The U.S. Fish and Wildlife Service is about to take its first major step to regain the authority to kill problematic cormorants via depredation permits, a move that could reopen site-specific shooting of the aquatic birds in Minnesota and other Great Lakes states by next spring.
It's been more than a year since a federal judge terminated the culling of double-crested cormorants across the country. Wildlife officials in many states have been yearning for the return of the control measure — even if on a limited basis. Minnesota is one of 24 states affected by the ruling.
"We needed to take a closer look at the effects [on cormorants]," said Tom Cooper, regional chief of the Fish and Wildlife Service's Migratory Bird Program in Bloomington.
Cooper said the agency will publish a draft environmental assessment within weeks for a plan that would provide more accountability and a new, big-picture look at cormorant population effects before fish farmers, lakeshore property owners, bait suppliers and others can receive authority to kill cormorants. Those requests are considered only when fireworks and other nonlethal control measures fail to halt damage caused by the gangly birds, Cooper stressed.
Cooper said the first step in regaining permitting authority deals with depredation related to human health and safety, damage to aquaculture, damage to private property and concern for nesting species crowded out by cormorants.
Not addressed in the current campaign but lurking in the background is a second type of depredation authority to kill the fish-eating birds on lakes where they are believed to be hurting fish populations. That authority, too, was nixed last spring in the ruling by U.S. District Judge John D. Bates of Washington, D.C. He said the agency needed a stronger biological foundation before it could resume handing out the two types of culling permits.
Natural calling
The judge sided with environmental groups who said shooting cormorants for eating fish is like shooting buffalo for eating grass. The goose-sized birds are native to North America and shared the same decline as American bald eagles when the farm pesticide DDT almost wiped them out in the 1970s.
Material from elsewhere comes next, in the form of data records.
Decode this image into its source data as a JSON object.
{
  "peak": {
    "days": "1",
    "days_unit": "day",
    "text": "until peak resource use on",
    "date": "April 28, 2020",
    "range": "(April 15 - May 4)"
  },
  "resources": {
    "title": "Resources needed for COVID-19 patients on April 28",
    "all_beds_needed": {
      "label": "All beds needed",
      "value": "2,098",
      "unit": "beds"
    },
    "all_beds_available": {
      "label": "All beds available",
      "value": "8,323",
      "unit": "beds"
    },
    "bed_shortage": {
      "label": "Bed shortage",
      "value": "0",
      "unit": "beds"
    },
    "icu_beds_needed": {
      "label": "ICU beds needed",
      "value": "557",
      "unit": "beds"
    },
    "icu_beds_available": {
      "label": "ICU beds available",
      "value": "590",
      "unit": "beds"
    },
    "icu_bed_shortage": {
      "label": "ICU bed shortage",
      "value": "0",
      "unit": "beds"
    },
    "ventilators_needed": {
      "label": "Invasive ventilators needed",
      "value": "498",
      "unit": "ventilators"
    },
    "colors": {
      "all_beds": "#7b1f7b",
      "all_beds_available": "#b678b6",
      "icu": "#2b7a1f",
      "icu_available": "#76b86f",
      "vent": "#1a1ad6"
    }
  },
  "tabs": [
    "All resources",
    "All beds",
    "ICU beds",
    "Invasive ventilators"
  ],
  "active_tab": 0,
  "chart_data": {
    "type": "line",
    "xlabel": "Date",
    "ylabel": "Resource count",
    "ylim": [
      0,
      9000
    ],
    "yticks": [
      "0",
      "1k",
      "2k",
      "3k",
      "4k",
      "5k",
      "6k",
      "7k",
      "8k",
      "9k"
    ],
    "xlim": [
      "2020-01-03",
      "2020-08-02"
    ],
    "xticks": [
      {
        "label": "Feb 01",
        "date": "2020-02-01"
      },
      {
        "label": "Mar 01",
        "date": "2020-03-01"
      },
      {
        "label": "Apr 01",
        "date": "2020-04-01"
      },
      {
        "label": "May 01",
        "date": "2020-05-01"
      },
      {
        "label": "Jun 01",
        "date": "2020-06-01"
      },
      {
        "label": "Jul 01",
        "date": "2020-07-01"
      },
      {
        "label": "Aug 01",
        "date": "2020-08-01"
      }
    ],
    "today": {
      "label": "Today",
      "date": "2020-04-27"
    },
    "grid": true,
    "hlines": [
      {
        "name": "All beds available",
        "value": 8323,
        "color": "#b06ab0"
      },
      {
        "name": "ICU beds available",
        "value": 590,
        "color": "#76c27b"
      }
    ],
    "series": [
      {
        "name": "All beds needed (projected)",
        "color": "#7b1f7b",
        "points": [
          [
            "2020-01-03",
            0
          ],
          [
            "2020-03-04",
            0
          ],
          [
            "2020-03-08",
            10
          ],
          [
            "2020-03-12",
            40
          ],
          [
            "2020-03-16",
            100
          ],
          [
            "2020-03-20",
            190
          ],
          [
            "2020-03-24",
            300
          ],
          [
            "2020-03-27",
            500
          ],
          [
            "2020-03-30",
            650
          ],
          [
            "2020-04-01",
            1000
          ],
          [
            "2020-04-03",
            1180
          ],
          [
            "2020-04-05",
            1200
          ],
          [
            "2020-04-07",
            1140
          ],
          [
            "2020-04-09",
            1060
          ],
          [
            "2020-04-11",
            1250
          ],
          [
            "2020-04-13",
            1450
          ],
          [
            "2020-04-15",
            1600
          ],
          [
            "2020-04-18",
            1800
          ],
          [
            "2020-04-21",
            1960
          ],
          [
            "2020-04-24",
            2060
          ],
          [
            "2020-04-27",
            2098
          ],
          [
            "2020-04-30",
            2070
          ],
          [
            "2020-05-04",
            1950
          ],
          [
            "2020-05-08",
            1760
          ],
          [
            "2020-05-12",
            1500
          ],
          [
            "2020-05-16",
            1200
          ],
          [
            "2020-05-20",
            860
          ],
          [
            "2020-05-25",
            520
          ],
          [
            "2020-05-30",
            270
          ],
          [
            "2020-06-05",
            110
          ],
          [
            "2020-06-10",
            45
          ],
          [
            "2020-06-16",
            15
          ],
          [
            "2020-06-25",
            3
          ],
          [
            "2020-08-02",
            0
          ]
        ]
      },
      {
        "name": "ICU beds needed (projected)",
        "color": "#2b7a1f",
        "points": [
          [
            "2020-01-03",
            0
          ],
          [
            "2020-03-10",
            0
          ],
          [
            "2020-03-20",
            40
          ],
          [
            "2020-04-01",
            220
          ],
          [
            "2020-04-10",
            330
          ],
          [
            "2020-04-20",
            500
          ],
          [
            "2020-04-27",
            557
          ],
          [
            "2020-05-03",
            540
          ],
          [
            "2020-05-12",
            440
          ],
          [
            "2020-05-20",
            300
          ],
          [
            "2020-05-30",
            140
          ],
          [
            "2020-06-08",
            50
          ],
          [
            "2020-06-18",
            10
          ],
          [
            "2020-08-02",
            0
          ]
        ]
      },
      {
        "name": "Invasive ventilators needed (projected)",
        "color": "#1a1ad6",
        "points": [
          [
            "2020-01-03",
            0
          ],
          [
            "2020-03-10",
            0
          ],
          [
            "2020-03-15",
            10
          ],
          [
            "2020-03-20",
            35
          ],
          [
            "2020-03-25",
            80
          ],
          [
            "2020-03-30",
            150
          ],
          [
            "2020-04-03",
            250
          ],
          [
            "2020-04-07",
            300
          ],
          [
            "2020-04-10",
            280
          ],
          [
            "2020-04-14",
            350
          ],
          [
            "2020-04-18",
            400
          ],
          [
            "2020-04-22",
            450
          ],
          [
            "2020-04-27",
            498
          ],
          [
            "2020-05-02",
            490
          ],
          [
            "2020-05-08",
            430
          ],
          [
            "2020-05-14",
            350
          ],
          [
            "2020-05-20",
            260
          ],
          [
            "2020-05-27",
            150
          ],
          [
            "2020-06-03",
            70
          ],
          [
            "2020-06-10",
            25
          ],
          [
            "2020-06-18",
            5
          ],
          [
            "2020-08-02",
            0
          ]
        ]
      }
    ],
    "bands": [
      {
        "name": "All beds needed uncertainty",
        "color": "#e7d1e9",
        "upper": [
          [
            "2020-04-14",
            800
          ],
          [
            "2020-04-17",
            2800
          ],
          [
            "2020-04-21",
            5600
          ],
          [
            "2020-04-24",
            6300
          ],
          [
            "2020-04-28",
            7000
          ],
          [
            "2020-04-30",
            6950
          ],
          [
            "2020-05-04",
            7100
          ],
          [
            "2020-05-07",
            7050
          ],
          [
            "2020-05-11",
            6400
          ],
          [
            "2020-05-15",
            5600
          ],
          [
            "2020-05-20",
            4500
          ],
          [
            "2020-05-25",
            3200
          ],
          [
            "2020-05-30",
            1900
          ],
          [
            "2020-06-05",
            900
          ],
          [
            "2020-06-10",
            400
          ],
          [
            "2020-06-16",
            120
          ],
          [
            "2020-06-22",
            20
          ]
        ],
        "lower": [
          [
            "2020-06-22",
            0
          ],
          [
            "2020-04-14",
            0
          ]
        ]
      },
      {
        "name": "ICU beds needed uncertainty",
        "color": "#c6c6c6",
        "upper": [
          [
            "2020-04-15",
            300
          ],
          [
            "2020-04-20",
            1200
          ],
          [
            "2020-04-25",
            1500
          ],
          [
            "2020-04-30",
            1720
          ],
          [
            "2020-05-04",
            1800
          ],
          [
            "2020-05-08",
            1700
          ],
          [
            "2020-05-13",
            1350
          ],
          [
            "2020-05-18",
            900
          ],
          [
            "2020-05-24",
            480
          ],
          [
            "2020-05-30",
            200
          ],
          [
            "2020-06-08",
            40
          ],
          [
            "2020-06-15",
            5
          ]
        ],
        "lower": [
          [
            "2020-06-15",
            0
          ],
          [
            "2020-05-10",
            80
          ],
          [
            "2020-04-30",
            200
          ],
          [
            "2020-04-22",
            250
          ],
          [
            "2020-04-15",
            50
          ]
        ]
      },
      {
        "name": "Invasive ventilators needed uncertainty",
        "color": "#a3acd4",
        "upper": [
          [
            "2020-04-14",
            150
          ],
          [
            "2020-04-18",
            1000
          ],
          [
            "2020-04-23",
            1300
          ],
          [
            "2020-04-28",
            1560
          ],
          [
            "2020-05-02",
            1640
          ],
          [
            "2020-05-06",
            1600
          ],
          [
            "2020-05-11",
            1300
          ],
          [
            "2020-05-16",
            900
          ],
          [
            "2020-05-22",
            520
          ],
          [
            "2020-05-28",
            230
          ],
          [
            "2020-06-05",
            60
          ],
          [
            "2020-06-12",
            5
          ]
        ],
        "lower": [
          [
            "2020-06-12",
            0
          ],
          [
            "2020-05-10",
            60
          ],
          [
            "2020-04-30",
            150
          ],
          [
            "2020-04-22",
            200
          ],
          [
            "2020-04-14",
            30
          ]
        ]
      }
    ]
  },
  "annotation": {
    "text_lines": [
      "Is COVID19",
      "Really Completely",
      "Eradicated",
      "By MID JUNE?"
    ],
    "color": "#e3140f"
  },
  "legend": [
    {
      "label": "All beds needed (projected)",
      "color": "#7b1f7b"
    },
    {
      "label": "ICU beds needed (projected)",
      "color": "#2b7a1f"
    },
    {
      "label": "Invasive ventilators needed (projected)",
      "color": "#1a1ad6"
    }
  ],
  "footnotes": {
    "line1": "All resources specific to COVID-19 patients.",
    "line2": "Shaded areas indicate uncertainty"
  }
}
University of Minnesota population studies estimated only 600 nesting pairs of cormorants in the Great Lakes area in 1977. Their numbers surged in the region to a peak of 112,600 nests in 2005, giving rise to nuisance complaints in Minnesota and elsewhere from anglers, resort owners, tourism officials, minnow pond operators and others. Alleged cormorant damage has been studied on at least three big Minnesota walleye lakes — Mille Lacs, Vermilion and Leech — but the birds have been hunted by permitted sharpshooters on many other water bodies, including Lake Waconia, Wells Lake in Rice County and lakes in the Breezy Point area.